If you happened to be someone who downvoted me for this answer, could you please explain why ? (the solution provided seems to work )

@philipvr 2012-07-27 21:15:47

You could do something like this:

> +(Math.floor(y/x)*x).toFixed(15);
1.2

@Jeroen 2012-07-27 21:25:26

Doesn't work for all combinations y and x.

@dopatraman 2018-08-29 19:48:43

toFixed returns a string

@Rusty Fausak 2012-07-27 21:14:15

From this post: How to deal with floating point number precision in JavaScript?

You have a few options:

  • Use a special datatype for decimals, like decimal.js
  • Format your result to some fixed number of significant digits, like this: (Math.floor(y/x) * x).toFixed(2)
  • Convert all your numbers to integers

@Karl 2014-12-23 15:31:38

"Convert all your numbers to integers", I've wondered about this. As we know, JavaScript has one number type Number, an IEEE 754 float. If that's the case, then why does converting a float to an integer work, (and it does)? Does JavaScript actually have an integer data type that simply isn't accessible via a reserved word?

@rich remer 2015-12-08 05:12:10

IEEE 754 can exactly represent integers up to something like 2^50. So, if you're working within a known range, you can scale your values to take advantage of the 50 bits (or whatever) of precision, instead of wasting the precision normally reserved for large numbers.

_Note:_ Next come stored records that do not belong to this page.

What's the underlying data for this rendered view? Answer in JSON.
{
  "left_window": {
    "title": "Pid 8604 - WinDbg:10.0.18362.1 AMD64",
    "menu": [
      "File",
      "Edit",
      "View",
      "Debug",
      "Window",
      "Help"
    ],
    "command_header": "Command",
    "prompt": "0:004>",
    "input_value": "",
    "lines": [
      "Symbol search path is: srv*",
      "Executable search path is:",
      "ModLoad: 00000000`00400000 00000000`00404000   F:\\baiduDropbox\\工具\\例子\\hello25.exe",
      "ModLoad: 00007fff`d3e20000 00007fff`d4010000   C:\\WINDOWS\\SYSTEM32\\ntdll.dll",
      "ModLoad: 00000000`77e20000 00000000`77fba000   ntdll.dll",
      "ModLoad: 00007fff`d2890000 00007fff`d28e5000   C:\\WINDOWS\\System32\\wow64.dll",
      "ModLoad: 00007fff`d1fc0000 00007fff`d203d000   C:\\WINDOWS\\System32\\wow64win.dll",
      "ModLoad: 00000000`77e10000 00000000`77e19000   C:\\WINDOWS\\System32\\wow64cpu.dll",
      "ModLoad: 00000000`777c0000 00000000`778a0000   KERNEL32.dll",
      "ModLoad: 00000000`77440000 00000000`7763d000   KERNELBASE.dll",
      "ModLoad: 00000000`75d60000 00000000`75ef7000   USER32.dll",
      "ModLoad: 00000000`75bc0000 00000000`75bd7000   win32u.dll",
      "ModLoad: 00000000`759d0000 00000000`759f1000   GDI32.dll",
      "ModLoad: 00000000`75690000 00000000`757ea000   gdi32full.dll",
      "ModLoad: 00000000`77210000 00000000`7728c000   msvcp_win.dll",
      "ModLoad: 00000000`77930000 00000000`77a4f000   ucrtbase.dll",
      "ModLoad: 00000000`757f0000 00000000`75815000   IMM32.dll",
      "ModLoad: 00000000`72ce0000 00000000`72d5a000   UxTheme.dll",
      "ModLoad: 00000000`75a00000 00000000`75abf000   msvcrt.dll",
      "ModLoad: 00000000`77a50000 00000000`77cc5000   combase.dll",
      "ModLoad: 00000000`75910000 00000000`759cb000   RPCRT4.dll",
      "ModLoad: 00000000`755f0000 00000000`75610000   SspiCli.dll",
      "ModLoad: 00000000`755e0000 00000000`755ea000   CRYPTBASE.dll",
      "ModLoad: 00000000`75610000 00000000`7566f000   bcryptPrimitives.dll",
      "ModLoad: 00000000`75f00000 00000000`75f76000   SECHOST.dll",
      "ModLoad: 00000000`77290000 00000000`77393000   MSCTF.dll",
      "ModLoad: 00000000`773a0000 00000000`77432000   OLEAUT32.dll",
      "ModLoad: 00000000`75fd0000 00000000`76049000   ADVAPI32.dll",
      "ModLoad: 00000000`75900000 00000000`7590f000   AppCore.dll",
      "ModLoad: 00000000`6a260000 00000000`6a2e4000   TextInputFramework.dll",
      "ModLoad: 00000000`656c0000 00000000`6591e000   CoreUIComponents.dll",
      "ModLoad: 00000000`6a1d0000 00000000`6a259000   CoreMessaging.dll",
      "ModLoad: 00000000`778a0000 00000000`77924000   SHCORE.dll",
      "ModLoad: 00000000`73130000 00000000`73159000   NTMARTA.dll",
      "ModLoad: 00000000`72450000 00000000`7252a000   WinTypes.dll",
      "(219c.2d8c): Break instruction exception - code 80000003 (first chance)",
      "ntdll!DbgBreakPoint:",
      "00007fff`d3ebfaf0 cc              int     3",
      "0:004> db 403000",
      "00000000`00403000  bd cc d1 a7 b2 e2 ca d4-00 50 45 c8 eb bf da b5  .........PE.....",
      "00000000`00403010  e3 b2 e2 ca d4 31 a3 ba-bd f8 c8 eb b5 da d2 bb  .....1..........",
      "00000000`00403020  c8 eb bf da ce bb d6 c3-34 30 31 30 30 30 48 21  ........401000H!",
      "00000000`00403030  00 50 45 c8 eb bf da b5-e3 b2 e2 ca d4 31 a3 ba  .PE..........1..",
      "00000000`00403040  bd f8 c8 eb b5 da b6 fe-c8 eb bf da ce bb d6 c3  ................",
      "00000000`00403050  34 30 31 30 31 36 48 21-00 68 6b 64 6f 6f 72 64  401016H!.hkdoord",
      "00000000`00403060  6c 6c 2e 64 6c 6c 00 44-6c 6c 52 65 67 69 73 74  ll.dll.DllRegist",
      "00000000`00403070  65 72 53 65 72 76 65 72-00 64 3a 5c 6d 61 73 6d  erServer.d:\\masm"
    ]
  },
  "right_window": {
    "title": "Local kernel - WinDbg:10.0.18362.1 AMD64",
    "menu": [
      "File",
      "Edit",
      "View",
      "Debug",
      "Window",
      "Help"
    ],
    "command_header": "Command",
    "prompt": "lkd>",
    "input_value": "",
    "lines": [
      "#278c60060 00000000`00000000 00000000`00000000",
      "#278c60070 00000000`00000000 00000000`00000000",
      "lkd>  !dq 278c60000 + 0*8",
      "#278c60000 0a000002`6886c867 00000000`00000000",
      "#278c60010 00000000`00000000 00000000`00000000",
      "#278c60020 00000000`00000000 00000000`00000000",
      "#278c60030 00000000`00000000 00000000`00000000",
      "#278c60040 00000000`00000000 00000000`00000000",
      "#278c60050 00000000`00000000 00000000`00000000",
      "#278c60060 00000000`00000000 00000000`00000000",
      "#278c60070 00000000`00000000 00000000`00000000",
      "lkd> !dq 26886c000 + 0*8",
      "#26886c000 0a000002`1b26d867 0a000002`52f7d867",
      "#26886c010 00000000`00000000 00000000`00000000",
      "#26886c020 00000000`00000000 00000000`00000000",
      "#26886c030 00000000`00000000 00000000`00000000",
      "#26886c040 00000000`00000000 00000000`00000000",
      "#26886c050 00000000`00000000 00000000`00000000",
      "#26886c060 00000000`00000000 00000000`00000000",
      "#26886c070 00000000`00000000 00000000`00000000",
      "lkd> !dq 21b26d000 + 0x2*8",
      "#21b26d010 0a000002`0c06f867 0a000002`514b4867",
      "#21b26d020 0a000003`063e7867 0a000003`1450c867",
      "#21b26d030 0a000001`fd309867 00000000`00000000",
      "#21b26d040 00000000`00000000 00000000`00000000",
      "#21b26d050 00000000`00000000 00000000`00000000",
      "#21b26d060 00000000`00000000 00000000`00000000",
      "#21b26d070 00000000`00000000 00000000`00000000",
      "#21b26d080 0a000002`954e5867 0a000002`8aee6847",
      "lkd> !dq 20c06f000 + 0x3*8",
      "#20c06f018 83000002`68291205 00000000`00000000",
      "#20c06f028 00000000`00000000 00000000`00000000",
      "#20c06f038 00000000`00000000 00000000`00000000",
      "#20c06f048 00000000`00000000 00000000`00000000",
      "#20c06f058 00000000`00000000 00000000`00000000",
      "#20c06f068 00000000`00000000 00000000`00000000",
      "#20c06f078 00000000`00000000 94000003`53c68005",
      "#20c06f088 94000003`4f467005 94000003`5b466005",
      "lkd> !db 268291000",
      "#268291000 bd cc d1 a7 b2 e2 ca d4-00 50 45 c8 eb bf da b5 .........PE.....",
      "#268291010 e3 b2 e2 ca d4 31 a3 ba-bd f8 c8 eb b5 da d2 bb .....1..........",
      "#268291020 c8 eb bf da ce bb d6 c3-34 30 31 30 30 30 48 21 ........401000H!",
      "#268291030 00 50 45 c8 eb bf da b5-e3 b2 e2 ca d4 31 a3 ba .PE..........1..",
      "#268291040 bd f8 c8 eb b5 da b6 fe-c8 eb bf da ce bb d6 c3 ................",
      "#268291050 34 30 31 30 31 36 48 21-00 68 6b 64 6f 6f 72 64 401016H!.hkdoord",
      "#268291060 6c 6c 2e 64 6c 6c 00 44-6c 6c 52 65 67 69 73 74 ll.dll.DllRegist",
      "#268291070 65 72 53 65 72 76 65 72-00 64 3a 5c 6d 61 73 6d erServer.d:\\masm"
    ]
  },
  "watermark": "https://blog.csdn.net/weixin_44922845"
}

@paul23 2017-12-08 02:58:53

@richremer a floating point has the property that the accuracy (for normal values) does not depend on the size. - So whether you convert it to integers (by say multiplying the values with some constant) the accuracy is equal.

@Hamza Alayed 2014-03-19 14:07:47

> var x = 0.1
> var y = 0.2
> var cf = 10
> x * y
0.020000000000000004
> (x * cf) * (y * cf) / (cf * cf)
0.02

Quick solution:

var _cf = (function() {
  function _shift(x) {
    var parts = x.toString().split('.');
    return (parts.length < 2) ? 1 : Math.pow(10, parts[1].length);
  }
  return function() { 
    return Array.prototype.reduce.call(arguments, function (prev, next) { return prev === undefined || next === undefined ? undefined : Math.max(prev, _shift (next)); }, -Infinity);
  };
})();

Math.a = function () {
  var f = _cf.apply(null, arguments); if(f === undefined) return undefined;
  function cb(x, y, i, o) { return x + f * y; }
  return Array.prototype.reduce.call(arguments, cb, 0) / f;
};

Math.s = function (l,r) { var f = _cf(l,r); return (l * f - r * f) / f; };

Math.m = function () {
  var f = _cf.apply(null, arguments);
  function cb(x, y, i, o) { return (x*f) * (y*f) / (f * f); }
  return Array.prototype.reduce.call(arguments, cb, 1);
};

Math.d = function (l,r) { var f = _cf(l,r); return (l * f) / (r * f); };

> Math.m(0.1, 0.2)
0.02

You can check the full explanation here.

@peterh says reinstate Monica 2017-12-04 21:35:11

My pleasure :-)

@peaceLion 2019-04-25 13:19:54

Math.m(0.07, 100) => 7.000000000000002

@whaatt 2012-07-27 21:14:16

Tackling this task, I'd first find the number of decimal places in x, then round y accordingly. I'd use:

y.toFixed(x.toString().split(".")[1].length);

It should convert x to a string, split it over the decimal point, find the length of the right part, and then y.toFixed(length) should round y based on that length.

@Jeroen 2012-07-27 21:26:17

This gets a bit problematic of x is an integer.